The advantages of public cloud computing can’t be beat. Companies around the world are taking advantage of the cost-saving measures associated with public cloud to help scale their infrastructure, provide disaster recovery services, elastic storage, and hosted services. As public cloud became more popular over the last few years, leaders quickly developed in the space. According to a recent Gartner report, Amazon Web Services (AWS) is by far the leading public cloud infrastructure platform, owning 47.8% of the market share. After AWS there is a big drop down to the next leaders: Microsoft Azure holds 15.5% of the market, Alibaba owns 7.7%, and Google Cloud has just 4%.
In this new, three part blog series, I’ll explore AWS, Azure, and Google Cloud, describe some of the benefits and limitations of each platform, and how Garland Prisms can work within the platforms to provide additional value to customers by providing packet level visibility in the public cloud.
One of the reasons that AWS is the leading public cloud service provider is that it is the most mature option on the market. Being the first to market, gave them an advantage to taking a large portion of the market share upfront. AWS provides global, enterprise-friendly products, with the configuration, monitoring, and security features they require to meet the complex network architecture needs of those organizations. It’s an open and flexible product that can be adjusted to meet the changing IT needs of any organization.
There’s no denying that AWS is a powerful tool for companies looking to add public cloud resources. There is however, one major challenge related to public cloud; how can you deliver packet level data to a monitoring tool, whether in the cloud or in an on-prem data center?
Making the Case for Packet Visibility in the Cloud
So why would you want to have packet level visibility into your cloud workloads? Getting access to the packets in your network provides IT teams with the ability to detect network and security anomalies within a VPC and then route those packets to a security tool for analysis. This provides security teams the ability for quicker threat detection and response over tools that are using log or flow based data. With better visibility comes the ability to make better decisions about the network for your organization. You can perform internal testing and troubleshooting to make sure that your network is architected correctly to meet changing operational needs.
AWS recognized the need for network monitoring in the cloud to keep an eye on unusual traffic patterns that could be indicators of a hack or data breach, and in 2019, they launched VPC Traffic Mirroring to address some of those issues. VPC Traffic Mirroring is a new feature unique to AWS that allows users to capture and inspect network traffic within an existing Virtual Private Cloud. VPC traffic mirroring can be easily compared to what a Fiber TAP does in a physical environment, providing the user with direct access to packets flowing through the VPC.
AWS VPC Traffic Mirroring
Similar to physical network TAPs, VPC Traffic Mirroring allows users to capture all packets in the VPC, or use filters based on protocols and CIDR blocks, to only capture specific information of interest to the tool that the traffic is going to be mirrored to.
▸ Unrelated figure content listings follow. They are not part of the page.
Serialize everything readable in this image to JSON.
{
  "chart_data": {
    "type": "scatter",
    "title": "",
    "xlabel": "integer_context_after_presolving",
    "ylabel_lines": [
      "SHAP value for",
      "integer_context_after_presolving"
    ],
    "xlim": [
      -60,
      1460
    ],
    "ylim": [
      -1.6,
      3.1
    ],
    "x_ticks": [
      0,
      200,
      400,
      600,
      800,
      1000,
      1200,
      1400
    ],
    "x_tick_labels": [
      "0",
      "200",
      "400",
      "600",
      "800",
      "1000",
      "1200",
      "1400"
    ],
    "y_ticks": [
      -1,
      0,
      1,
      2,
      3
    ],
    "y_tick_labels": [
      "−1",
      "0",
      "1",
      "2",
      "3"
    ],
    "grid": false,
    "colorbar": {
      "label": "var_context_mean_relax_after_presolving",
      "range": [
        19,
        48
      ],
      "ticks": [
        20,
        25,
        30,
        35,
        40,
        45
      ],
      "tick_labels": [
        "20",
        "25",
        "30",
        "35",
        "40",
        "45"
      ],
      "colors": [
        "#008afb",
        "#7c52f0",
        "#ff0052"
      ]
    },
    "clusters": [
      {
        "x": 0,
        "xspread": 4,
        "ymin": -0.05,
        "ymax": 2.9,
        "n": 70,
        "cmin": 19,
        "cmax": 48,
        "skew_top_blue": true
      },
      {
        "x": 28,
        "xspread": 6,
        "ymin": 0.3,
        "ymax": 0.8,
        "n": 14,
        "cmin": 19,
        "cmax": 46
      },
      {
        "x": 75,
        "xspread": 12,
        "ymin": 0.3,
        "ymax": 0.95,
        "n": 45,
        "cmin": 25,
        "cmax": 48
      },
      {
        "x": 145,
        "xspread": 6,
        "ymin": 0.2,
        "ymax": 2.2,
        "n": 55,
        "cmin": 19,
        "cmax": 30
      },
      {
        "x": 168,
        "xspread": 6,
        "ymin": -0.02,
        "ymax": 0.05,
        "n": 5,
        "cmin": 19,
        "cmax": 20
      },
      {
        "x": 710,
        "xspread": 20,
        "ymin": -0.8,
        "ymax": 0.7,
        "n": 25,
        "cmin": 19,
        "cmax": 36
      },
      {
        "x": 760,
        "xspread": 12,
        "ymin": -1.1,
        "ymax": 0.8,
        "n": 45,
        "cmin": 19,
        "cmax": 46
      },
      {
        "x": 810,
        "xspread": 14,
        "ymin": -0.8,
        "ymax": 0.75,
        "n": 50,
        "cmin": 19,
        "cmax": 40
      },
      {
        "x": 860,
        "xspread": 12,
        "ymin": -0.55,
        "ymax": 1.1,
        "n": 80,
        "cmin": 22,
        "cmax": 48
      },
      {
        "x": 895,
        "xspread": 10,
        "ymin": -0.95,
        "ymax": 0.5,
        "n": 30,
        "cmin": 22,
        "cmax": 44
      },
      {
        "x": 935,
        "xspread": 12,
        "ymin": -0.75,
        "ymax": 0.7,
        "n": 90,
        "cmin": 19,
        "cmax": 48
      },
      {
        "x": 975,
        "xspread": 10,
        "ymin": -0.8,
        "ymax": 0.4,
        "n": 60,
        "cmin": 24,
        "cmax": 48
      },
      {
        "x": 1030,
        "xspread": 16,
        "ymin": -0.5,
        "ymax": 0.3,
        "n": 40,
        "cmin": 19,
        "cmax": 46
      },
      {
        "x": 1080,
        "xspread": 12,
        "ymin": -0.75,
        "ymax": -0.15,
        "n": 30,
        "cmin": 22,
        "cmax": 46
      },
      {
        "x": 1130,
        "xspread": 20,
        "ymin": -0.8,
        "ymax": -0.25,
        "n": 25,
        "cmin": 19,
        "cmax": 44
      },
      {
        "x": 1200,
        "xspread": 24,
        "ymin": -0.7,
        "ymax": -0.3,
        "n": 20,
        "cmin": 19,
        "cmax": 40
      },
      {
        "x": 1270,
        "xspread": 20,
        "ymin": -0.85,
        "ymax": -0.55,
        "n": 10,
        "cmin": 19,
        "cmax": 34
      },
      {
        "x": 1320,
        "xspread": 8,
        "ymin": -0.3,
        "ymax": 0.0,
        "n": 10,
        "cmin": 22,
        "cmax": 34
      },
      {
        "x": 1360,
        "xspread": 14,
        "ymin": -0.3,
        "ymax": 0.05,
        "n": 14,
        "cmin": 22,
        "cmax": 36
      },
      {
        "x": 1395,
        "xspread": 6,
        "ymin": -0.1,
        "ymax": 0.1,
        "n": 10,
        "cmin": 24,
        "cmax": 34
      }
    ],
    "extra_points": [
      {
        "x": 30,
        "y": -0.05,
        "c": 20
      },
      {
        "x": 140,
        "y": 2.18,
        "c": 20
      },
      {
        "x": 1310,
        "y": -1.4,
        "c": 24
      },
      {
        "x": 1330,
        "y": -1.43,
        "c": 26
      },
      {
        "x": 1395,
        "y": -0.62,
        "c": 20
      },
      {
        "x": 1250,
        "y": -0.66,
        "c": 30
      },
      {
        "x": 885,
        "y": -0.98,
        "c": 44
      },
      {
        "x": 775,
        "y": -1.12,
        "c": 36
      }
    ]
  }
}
AWS built their VPC Traffic Mirroring to work across multiple VPCs in an AWS environment, capturing traffic where the VPC is located and then mirroring that traffic back to one VPC for inspection by an analysis tool.
Garland Prisms and AWS
AWS is a solid product. There’s a lot of great features and benefits it can provide, and for some customers the VPC Traffic Mirroring will be robust enough to provide packet level visibility into these workloads in the public cloud. However, there are still limitations to what VPC Traffic Mirroring can do, and that’s where Garland Prisms comes in. Garland Prisms is a host-based cloud TAP that can mirror any traffic, whether north-south or east-west, from containers and virtual machines in any cloud environment. Prisms is a compliment and is primarily used to augment the features of AWS. VPC Traffic Mirroring is limited in what it can do for a customer in the fact that there is no agent, it only works in nitro instance types, there is no container support, and most importantly, supports only 1:1 replication. As a cloud-native tool, Prisms addresses all of these limitations.
One of the greatest benefits to Prisms is that it provides support for 1:many tool replication. In today’s complex IT infrastructures it is very common for traffic to be inspected by multiple tools for security and monitoring analysis. Each tool may be used by different teams, and for different purposes, but it is important for all of them to get access to the packets they need. Having a way for the packets to get to multiple tools, whether it’s in a traditional, physical environment, or in the cloud, is critical to overall network performance and security strategies.